MDA-MB-231 human breast cancer cells were cultured in a humidified incubator at 37°C containing 5% CO2 and were routinely grown in 75 cm2 plastic tissue-culture flasks containing 10 ml of DMEM medium supplemented with 2 mM L-glutamine, 5% penicillin-streptomycin, 1% amphotericin and 10% heat-inactivated FBS. The medium was replaced every 2 days and the cells were split by adding 5 ml trypsin when reaching confluence of ~80%. A day before the biolistic assay the cells were split, counted and plated in 6 well cell-culture plates, 100,000 cells per well. Separate plates were prepared for each time point along the experiments (0 h, 16 h, 24 h, 48 h).

Biolistic assay

PSi particles were loaded into the setup ‘particles tube’ using a mesh paper. The distance from the gun nozzle and the pressures in the ‘He tube’ and ‘particle tube’ were set to optimized values according to the target model and the required penetration depth. Vacuum was applied to the system, with a negative pressure of −25 psi. Prior the bombardment the medium was removed by a manual pipette and a laser beam was used to aim the targeted area within the well or gel model. For the delivery, a shot was generated by opening the valve for 0.3 s, causing the injection of a bolus of particles into the gun and out of the nozzle.

Cell viability assay

PrestoBlue™ reagent was used for quantitative measurements of cell death. The cell culture plates were treated biolistically, with drug-loaded and neat PSi particles at 0 h. Control plates were placed at the same atmosphere as the treated plates for the period of the experiment. At each time point (0 h, 16 h, 24 h, 48 h) cells were washed with PBS and PrestoBlue™ reagent was added (10%(v)) to the medium. After 105 min 150 μl aliquots were placed in the BioTek Synergy™ 4 Hybrid Microplate Reader, excited at 560 nm and collected at 590 nm.

Cell survival assay

Propidium Iodide (PI) was added to a final concentration of 5 μM per well. The wells were incubated for 15 min at 37°C. Fluorescent imaging was performed using an inverted fully motorized Nikon TE2000E fluorescence microscope.

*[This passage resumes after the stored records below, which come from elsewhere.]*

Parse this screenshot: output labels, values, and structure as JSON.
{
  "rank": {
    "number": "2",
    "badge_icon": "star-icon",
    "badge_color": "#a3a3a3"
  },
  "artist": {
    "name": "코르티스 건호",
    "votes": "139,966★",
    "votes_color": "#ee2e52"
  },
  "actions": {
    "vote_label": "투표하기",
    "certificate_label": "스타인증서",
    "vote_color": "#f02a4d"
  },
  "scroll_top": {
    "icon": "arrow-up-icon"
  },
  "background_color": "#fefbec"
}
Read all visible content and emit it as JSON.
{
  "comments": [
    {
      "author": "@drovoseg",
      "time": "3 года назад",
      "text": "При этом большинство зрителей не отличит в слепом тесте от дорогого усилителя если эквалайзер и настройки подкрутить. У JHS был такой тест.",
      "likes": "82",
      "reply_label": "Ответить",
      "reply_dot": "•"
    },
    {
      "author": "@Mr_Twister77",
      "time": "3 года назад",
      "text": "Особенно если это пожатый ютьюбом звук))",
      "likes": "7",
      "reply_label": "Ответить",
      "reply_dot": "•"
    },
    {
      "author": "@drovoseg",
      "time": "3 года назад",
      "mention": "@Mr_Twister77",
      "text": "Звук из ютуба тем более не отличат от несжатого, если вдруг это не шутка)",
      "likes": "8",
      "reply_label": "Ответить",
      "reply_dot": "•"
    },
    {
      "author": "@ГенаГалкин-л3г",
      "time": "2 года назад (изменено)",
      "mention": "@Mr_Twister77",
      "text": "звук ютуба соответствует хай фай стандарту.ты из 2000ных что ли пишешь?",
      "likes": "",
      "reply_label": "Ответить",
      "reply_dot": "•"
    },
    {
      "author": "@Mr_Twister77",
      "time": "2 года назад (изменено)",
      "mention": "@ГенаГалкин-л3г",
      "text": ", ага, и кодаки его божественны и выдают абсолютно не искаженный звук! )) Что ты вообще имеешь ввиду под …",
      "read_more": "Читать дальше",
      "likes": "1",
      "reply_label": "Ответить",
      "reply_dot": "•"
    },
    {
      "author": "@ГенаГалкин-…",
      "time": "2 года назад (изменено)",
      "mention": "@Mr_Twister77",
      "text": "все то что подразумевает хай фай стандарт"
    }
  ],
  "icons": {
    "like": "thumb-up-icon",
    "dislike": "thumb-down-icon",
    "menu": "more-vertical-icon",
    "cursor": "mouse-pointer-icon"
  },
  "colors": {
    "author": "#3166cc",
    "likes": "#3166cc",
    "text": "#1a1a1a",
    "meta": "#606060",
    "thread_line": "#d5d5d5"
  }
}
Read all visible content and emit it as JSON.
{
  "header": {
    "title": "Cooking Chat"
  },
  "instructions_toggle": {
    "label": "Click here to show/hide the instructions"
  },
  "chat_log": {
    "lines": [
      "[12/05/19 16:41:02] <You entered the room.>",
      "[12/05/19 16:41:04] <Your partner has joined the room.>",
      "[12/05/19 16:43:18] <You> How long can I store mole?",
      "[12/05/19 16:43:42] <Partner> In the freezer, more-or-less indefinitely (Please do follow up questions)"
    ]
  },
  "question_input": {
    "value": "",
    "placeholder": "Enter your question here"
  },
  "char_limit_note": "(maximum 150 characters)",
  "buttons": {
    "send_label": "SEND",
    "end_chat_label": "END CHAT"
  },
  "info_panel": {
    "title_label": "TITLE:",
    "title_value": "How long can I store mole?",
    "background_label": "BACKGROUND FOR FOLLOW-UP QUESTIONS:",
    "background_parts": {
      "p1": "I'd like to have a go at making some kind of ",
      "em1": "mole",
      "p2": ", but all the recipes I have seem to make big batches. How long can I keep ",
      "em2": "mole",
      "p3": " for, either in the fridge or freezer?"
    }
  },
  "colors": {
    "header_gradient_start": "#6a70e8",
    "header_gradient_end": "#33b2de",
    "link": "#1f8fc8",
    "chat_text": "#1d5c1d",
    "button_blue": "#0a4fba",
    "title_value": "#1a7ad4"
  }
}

Passive therapeutic delivery

A mesh paper containing MTX-loaded PSi particles (in an equivalent dose to biolistic assay) was placed in direct contact with cell culture wells. Cell viability assays were performed using the PrestoBlue™ reagent test at the different time points.

Immunocytochemistry

The MDA-MB-231/GFP cells were fixed with 4% paraformaldehyde for 15 min at room temperature, washed with Phosphate-Buffered Saline (PBS) and permeabilized with 0.5% Triton X-100 in PBS (PBT) for 10 min. Next, cells were incubated in a blocking solution (containing 1% Bovine Serum Albumin (BSA) and 2% Normal Goat Serum (NGS) in 0.2% PBT) for 45 min. Cells were incubated for 45 min at room temperature with a goat polyclonal anti GFP (Abcam Inc., Cambridge, MA, USA). Following the incubation, cultures were rinsed with PBS and mounted in an aqueous mounting medium. Confocal imaging was performed using Leica TCS SP5 with Acousto-Optical Beam Splitter (AOBS) microscope.